Alvorens de registeraccountant in een andere situatie dan waarin hij daartoe op grond van een wettelijk voorschrift verplicht is, besluit over te gaan tot bekendmaking van vertrouwelijke informatie betrekt hij in zijn besluitvorming:

  • a.

    in hoeverre de belangen van alle partijen, inclusief een derde waarvan de belangen in het spel zijn, kunnen worden geschaad in de situatie waarin een cliënt of werkgever de registeraccountant toestemming geeft tot het bekendmaken van de vertrouwelijke informatie;

  • b.

    in hoeverre alle relevante informatie bij hem bekend en voor zover uitvoerbaar, onderbouwd is. Indien het betreft het bekendmaken van onbewezen gegevens, onvolledige informatie of ongefundeerde conclusies, is professionele oordeelsvorming noodzakelijk om de wijze van bekendmaking vast te stellen; en

  • c.

    de wijze van communicatie die wordt verwacht en degene aan wie deze wordt gericht. In het bijzonder overtuigt de registeraccountant zich ervan dat degene met wie wordt gecommuniceerd de juiste ontvanger is.

Hoofdstuk

A-150

Professioneel gedrag

Artikel

A-150-1

De registeraccountant houdt zich aan de voor hem relevante wet- en regelgeving en onthoudt zich van handelen dat het accountantsberoep in diskrediet brengt.
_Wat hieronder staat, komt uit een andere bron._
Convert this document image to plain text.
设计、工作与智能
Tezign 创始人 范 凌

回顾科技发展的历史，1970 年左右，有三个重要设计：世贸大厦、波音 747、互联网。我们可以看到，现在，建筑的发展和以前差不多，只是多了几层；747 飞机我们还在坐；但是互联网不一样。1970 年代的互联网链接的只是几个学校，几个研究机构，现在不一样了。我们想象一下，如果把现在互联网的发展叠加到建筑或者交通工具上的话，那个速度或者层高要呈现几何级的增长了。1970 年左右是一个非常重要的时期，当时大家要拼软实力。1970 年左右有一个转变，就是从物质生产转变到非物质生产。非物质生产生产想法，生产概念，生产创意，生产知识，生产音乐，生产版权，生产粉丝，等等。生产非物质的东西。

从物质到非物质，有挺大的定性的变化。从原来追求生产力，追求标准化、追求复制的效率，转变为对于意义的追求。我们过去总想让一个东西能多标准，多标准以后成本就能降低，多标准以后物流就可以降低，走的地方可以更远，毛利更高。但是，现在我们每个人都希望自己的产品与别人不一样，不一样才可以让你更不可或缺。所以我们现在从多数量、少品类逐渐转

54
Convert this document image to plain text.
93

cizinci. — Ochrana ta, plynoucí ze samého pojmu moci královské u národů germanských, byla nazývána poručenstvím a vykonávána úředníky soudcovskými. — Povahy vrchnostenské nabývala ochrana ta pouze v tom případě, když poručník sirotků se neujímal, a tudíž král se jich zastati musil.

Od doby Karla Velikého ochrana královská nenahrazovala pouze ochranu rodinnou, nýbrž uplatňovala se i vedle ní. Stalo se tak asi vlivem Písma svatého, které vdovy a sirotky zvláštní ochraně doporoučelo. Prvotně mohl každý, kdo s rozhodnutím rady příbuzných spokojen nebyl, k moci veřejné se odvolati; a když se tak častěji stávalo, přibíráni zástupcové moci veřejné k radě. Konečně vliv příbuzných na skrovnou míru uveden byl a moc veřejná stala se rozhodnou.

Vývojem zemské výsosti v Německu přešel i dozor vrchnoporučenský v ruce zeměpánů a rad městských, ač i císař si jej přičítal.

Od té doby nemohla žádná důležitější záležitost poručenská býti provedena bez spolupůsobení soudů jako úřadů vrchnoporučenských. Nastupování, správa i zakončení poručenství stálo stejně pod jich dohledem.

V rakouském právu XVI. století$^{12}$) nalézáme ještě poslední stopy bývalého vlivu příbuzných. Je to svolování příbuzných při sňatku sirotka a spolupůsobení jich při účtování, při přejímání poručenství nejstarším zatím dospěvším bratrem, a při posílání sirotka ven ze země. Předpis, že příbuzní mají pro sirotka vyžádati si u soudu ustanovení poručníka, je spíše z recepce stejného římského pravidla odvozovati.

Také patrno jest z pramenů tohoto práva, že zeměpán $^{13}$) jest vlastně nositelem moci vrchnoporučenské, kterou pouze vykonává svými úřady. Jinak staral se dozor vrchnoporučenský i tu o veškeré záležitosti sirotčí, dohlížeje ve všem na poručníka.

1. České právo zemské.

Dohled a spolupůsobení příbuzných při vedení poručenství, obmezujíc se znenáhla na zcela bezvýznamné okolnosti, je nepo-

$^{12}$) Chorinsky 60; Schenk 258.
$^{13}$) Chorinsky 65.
Hiertoe behoren die handelingen die door een redelijke en goed geïnformeerde derde die over alle relevante informatie beschikt zullen worden opgevat als schadelijk voor de goede naam van het accountantsberoep.

Artikel

A-150-2

De registeraccountant brengt bij het zichzelf aanprijzen het accountantsberoep niet in diskrediet. De registeraccountant is hierbij eerlijk en oprecht en onthoudt zich van:

  • a.

    het wekken van overdreven verwachtingen ter zake van de diensten die hij kan verlenen, de kwaliteiten die hij bezit en de ervaring waarover hij beschikt;

  • b.

    het maken van geringschattende verwijzingen naar of niet onderbouwde vergelijkingen met het werk van een derde.

Deel

B

Gedragscode voor de openbaar accountant, intern accountant en overheidsaccountant

Deel

B-1

Gedragscode voor de openbaar accountant

Hoofdstuk

B1-200

Inleiding

Artikel

B1-200.1

De openbaar accountant past te allen tijde het conceptuele raamwerk toe zoals opgenomen in deel A.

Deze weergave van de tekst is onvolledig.